On a season-defining Saturday, Maryland severely undercut its hopes of reaching a fourth straight bowl game with an offensive performance that rivaled the previous week's futility.
Again humbled on its home field, Maryland lost to North Carolina State, 13-3, in a game littered with penalties and spoiled by offensive ineptitude. A smattering of boos cascaded from what remained of the 52,179 at Byrd Stadium in the waning moments.
Afterward, an emotionally shaken Ralph Friedgen lacked answers. He called the past two weeks the most difficult period not just in his four-year Maryland tenure, but in his entire football career. Players said they have never seen their coach so downtrodden.
"Very embarrassing for me," said Friedgen, who questioned whether he is reaching the players. Asked how his team can rebound against the likes of Clemson and Florida State in the coming weeks, Friedgen conceded, "I don't know."
One week after totaling 81 yards in the Georgia Tech loss, Maryland compiled 91 yards, 51 of which came on the game's opening drive. The Terps' quarterbacks, starter Joel Statham and backup Jordan Steffy, managed 24 yards through the air.
With the sophomore Statham and freshman Steffy both ineffective, where does Friedgen turn?
"That's all I got," Friedgen said. "What do you want? You want me to manufacture one? I don't have one. I have two kids that are growing."
The postgame "soul-searching," as defensive end Shawne Merriman called it, is a foreign act in College Park, where Friedgen has led his alma mater to three straight 10-win seasons. This season is different, confounding for coaches, and quarterback play is only a slice of the problem.
The line protection was so poor that Wolfpack linemen nearly intercepted one of Steffy's handoffs to running back Josh Allen in the backfield. The offense was so feeble that Friedgen said he chose to punt on fourth and five late in the game because he figured the punt could gain more yardage than his offense ever could.
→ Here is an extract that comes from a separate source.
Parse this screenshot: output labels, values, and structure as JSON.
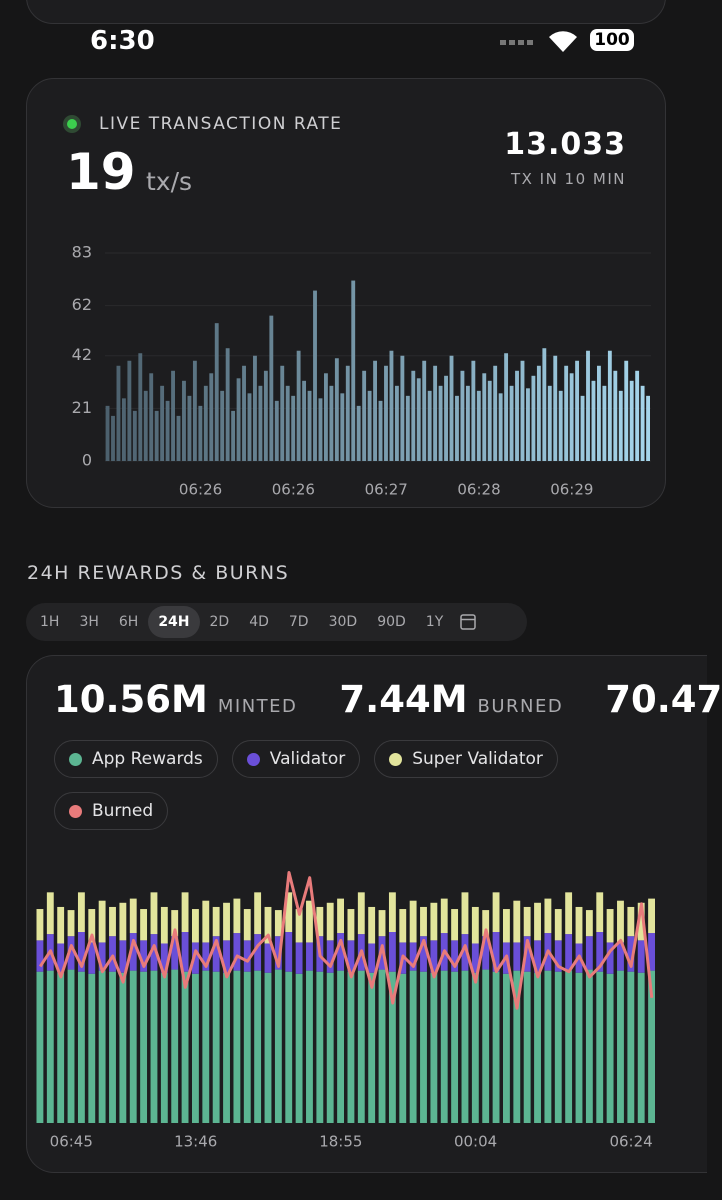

"It feels like every yard we're getting out there," center Kyle Schmitt said, "we're working like hell to get."
Maryland (3-3, 1-2 ACC) lost back-to-back home games for the first time since 1998. The Terps lost to N.C. State (4-2, 3-1) for the first time since 1999.
Throughout the week, as Friedgen addressed his first quarterback controversy in College Park, he implored the media and fans to "trust" him, and said he felt confident in the offensive plan he crafted to attack the nation's top-ranked pass defense.
But N.C. State's press man-to-man defense proved too formidable. Defensive backs silenced Maryland's receivers with their physical play. Linemen, often five players, blitzed with ease, battering an already bruised Maryland offensive line.
Late in the third quarter, on a play that epitomized the offensive struggles, Maryland declined to punt on fourth and one from its 34-yard line. Instead, several Wolfpack linemen stuffed running back Sam Maldonado for a one-yard loss.
Statham, who completed 6 of 11 passes for 18 yards, addressed the media for the first time in weeks. Asked if his self-confidence has been shaken, Statham said, "It has a little bit," adding that the coaches "have to do what they have to do" in determining who will play.
Steffy, who completed 1 of 7 passes for six yards, took responsibility for his poor performance, saying, "It seemed like every time we had a chance to make a big play, they guessed right on the blitz."
On their opening drive, the Terps drove 51 yards, relying heavily on Allen. But Nick Novak's successful 32-yard field goal attempt was nullified because of an illegal procedure penalty. Novak then missed the 37-yard attempt, a bitter end to a strong drive.
Maryland, never the same, was fortunate N.C. State did not have a healthy T.A. McLendon, who carried the ball just once before leaving with a hamstring pull.
The Terps' offensive line also has injuries. Two backups sat. Right tackle Lou Lombardo played with a cracked kneecap. Left tackle Stephon Heyer dislocated his kneecap Saturday, but returned to the game. And Schmitt played despite not practicing most of the week because of effects from a concussion.
"I've got a headache," Schmitt said, "but I'm not sure it's from a concussion."